Anyway, I am still trying to figure out what I want, what I want that I can achieve, what I want that's lacking, what I have that I don't really want, not in terms of possessions but in terms of the way my life is structured and what I do each day.
I could give examples but this actually a topic that makes me diffident and shy. I'll discuss my past in considerable graphic detail, without a qualm or any self-consciousness, but talking about my hopes and aspirations? That makes me really uncomfortable.
This is a very useful discussion for me, and one I'm really glad you initiated.
Holly
(am I the only blogger who doesn't blog primarily on blogger? The new version doesn't include the link back to my blog, even though I dutifully type it in every time I leave a comment)
Holly, I'm only sane due to careful editing and careful self control. My life is changing so drastically and quickly that it's hard to deal with. It's evident everywhere. And, I got psoriasis from the stress of the doubts I was having about the church, lucky me. Shee-it.

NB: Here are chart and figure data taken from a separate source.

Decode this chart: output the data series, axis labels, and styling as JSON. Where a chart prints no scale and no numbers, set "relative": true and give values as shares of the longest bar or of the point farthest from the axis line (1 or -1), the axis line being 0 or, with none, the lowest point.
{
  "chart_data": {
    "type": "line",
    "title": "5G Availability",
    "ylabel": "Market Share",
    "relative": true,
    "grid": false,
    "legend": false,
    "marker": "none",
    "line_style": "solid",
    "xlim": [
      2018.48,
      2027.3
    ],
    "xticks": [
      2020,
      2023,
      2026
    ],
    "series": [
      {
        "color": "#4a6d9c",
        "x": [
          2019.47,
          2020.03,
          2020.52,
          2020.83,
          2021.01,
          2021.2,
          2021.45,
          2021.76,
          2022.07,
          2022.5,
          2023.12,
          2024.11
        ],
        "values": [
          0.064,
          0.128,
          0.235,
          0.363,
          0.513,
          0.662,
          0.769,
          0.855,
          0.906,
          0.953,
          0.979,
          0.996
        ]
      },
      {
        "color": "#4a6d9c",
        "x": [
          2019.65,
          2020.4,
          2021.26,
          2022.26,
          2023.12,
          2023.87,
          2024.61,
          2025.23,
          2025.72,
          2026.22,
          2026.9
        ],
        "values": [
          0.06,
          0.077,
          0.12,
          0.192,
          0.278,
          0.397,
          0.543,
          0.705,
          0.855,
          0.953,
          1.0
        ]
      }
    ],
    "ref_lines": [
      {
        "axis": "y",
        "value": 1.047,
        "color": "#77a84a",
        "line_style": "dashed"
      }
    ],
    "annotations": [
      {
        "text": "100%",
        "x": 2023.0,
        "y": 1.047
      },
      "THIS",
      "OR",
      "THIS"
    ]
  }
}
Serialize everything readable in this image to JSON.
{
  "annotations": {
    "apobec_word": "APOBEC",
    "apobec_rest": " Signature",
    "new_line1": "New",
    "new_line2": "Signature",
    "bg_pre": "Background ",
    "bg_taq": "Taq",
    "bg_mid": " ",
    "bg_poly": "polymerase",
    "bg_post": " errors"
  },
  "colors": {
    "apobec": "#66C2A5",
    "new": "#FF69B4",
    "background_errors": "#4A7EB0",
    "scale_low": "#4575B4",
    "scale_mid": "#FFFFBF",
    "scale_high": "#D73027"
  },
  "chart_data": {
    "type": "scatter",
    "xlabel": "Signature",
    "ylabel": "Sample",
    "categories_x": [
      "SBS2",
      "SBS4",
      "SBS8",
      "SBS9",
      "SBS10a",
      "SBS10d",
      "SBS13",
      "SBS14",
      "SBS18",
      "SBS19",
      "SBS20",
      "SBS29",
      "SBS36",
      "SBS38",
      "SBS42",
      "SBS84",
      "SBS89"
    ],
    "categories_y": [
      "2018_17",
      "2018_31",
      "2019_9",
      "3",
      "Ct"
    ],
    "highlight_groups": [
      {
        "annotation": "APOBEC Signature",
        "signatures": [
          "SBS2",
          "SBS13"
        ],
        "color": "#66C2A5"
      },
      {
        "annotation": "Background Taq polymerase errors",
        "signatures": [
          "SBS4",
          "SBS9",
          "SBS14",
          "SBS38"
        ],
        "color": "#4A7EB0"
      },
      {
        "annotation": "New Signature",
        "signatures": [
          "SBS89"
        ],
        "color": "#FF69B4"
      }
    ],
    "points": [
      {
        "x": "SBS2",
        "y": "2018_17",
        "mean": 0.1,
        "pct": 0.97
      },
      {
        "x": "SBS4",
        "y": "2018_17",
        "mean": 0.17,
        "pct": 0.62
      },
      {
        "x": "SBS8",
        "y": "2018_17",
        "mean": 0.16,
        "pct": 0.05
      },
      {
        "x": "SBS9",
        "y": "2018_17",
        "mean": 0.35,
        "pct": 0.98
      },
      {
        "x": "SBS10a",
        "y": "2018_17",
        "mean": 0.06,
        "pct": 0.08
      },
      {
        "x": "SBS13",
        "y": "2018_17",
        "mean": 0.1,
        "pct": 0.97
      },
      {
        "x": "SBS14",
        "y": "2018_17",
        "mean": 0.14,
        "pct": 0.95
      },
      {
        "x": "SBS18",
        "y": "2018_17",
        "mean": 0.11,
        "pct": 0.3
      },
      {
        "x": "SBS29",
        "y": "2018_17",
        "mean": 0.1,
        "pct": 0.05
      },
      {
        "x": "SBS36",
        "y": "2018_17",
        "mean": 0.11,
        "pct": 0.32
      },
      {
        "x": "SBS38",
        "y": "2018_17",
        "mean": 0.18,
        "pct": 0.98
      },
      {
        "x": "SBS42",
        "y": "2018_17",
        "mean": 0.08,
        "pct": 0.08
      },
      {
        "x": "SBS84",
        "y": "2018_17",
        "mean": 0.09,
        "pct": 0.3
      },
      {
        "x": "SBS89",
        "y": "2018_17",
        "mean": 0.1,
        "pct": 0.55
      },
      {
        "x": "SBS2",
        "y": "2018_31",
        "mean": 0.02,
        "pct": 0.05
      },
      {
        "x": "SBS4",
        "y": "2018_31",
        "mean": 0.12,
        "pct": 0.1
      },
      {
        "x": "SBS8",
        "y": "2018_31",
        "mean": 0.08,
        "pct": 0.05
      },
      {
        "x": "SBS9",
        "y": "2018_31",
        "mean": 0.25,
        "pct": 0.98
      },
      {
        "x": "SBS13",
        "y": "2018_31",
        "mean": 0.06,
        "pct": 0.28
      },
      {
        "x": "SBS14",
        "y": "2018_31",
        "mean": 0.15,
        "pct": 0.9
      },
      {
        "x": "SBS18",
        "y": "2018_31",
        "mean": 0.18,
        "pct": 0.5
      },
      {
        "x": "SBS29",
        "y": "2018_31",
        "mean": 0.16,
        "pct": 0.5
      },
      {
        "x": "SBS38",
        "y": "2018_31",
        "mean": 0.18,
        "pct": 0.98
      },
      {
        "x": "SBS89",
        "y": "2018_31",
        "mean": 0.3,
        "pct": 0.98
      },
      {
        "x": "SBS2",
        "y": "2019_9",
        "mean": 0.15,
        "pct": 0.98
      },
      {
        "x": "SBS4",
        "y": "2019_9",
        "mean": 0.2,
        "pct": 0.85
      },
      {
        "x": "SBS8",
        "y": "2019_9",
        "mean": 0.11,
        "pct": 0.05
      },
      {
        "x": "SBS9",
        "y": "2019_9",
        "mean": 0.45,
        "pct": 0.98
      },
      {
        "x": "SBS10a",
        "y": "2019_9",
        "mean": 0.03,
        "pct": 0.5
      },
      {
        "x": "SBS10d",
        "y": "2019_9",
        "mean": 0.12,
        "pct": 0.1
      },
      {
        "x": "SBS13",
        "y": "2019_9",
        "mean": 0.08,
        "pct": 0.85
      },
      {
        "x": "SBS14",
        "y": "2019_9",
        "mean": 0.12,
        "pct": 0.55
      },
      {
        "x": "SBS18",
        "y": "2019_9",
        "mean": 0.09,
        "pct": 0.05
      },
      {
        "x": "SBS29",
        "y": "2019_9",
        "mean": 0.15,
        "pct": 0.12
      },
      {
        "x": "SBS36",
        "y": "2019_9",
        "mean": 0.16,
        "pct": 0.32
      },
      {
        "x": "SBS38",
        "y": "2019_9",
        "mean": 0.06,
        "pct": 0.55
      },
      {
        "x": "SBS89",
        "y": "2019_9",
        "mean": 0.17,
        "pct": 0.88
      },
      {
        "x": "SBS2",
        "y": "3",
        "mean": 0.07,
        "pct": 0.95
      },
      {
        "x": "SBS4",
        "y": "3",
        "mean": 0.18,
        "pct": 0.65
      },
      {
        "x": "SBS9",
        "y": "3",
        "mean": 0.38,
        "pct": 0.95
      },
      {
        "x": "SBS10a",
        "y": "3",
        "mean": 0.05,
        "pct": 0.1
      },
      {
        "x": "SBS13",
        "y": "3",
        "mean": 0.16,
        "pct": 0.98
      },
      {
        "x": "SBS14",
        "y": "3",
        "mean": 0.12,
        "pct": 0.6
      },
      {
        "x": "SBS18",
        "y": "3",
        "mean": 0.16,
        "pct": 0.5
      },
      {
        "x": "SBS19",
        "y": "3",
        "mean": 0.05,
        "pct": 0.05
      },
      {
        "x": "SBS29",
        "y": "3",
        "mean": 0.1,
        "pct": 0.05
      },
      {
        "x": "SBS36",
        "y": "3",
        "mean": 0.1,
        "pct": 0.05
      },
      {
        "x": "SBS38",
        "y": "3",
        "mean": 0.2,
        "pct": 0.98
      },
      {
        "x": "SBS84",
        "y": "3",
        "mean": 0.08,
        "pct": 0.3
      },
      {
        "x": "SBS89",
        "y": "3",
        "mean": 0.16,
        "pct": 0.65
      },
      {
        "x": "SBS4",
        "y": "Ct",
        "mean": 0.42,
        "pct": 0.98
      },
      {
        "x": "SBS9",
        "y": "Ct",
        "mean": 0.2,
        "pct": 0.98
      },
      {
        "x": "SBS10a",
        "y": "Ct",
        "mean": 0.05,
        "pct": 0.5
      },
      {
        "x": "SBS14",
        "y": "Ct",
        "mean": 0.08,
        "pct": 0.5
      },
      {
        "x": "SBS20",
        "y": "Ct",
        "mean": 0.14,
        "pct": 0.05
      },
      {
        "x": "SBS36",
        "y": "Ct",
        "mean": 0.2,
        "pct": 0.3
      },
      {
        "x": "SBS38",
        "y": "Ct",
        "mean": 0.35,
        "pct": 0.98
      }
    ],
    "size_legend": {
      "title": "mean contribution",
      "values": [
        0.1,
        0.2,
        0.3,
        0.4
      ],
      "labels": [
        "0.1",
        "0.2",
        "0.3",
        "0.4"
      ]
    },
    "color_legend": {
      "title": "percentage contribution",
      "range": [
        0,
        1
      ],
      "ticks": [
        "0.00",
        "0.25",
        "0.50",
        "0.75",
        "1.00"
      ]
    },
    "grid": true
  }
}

That's a real pain in my ass.
Your thoughts here are totally what I've been feeling and didn't explain well. It's hard, so hard for me to feel like I CAN and SHOULD do what makes me happy. If Mormonism gave this feeling to me, then I'm super glad I got out.
You wrote: "Anyway, I am still trying to figure out what I want, what I want that I can achieve, what I want that's lacking, what I have that I don't really want, not in terms of possessions but in terms of the way my life is structured and what I do each day."
That's exactly what I'm feeling. It's interesting to me how hard it is for me to figure out.
Thanks for your great comments! Don't ever worry that your comment is coming too late. I'd even take comments in my archives!